Wednesday, April 18, 2012

North Carolina insurer claims tort reform lowered malpractice premiums.


The Raleigh (NC) News & Observer (4/16, Jarvis, Christensen) reports, "A medical malpractice insurer has lowered its premiums and is crediting what is often called tort reform in this and other states. Mag Mutual Insurance Co., the second-largest such firm in the state, credits the new laws with almost half of its recent 7.4 percent average cut in insurance premiums for doctors. The legislature last year overrode Gov. Bev Perdue's veto of a bill capping "noneconomic" damages at $500,000." The president of N.C. Advocates for Justice countered by saying that insurance companies "have long over-charged doctors, racking up huge profits and using a fictional tort 'crisis' to limit the rights of those catastrophically hurt by medical errors." He also faulted state political leaders for not addressing "the real problem -- preventable medical errors that leave scores of North Carolinians injured or dead."

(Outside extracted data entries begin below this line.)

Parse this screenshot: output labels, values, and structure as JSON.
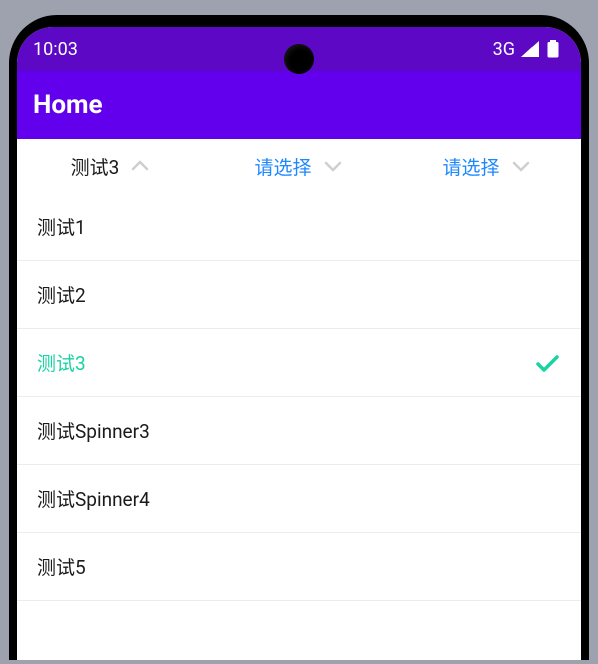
{
  "status": {
    "time": "10:03",
    "network": "3G"
  },
  "appbar": {
    "title": "Home"
  },
  "filters": [
    {
      "label": "测试3",
      "state": "open",
      "color": "dark"
    },
    {
      "label": "请选择",
      "state": "closed",
      "color": "blue"
    },
    {
      "label": "请选择",
      "state": "closed",
      "color": "blue"
    }
  ],
  "list": {
    "items": [
      {
        "label": "测试1",
        "selected": false
      },
      {
        "label": "测试2",
        "selected": false
      },
      {
        "label": "测试3",
        "selected": true
      },
      {
        "label": "测试Spinner3",
        "selected": false
      },
      {
        "label": "测试Spinner4",
        "selected": false
      },
      {
        "label": "测试5",
        "selected": false
      }
    ]
  },
  "colors": {
    "statusbar": "#5c08c4",
    "appbar": "#6200ee",
    "accent_blue": "#1e88ff",
    "accent_green": "#1ad3a3"
  }
}
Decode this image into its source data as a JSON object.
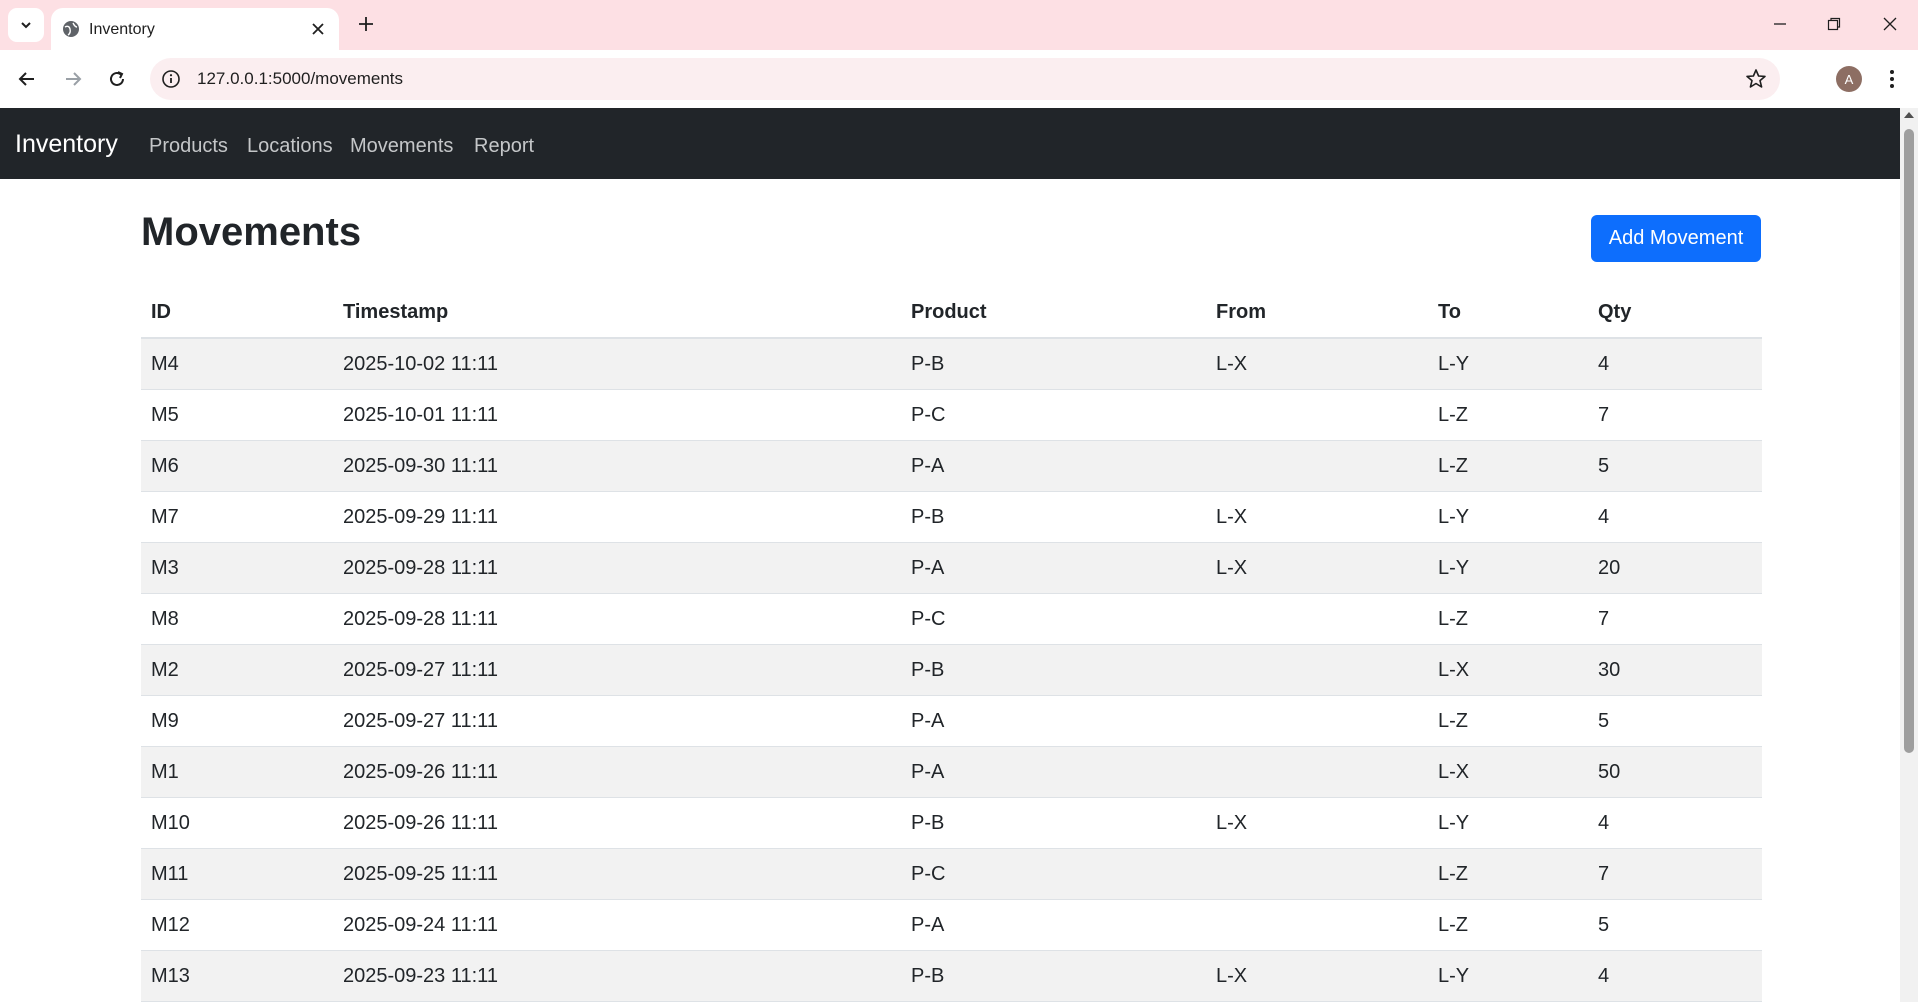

        Ohio insurance report shows decline in malpractice claims, payments. The Columbus (OH) Dispatch (4/15, Johnson) reported, "Ohio's tort-reform law is having a dramatic impact on medical malpractice cases in the state, with closed claims dropping 41 percent between 2005 and 2010, and average payments declining 38 percent over that period. The Ohio Department of Insurance annual report also shows more than 3 of 4 closed claims resulted in no payment." An official with the Ohio State Medical Association notes that malpractice premiums have fallen by over 26%, and points to that as "proof that tort reform accomplished what it set out to do - slow the growth of what we thought were runaway lawsuits and to stabilize the market for physicians."
        Advocates say California shows tort reform may not lower premiums. In contrast, the Center for Justice & Democracy's Pop Tort website (4/13) claims that the experience of California shows that tort reform does not necessarily lower insurance rates. It charges that the state's "medical malpractice insurance industry has simply became bloated, with insurers paying out only tiny percentages of the premiums they are collecting from doctors." It hailed actions by the state's insurance commissioner to force lower rates, and urged support for a ballot initiative that would extend the commissioner's rate regulatory powers to the health insurance industry.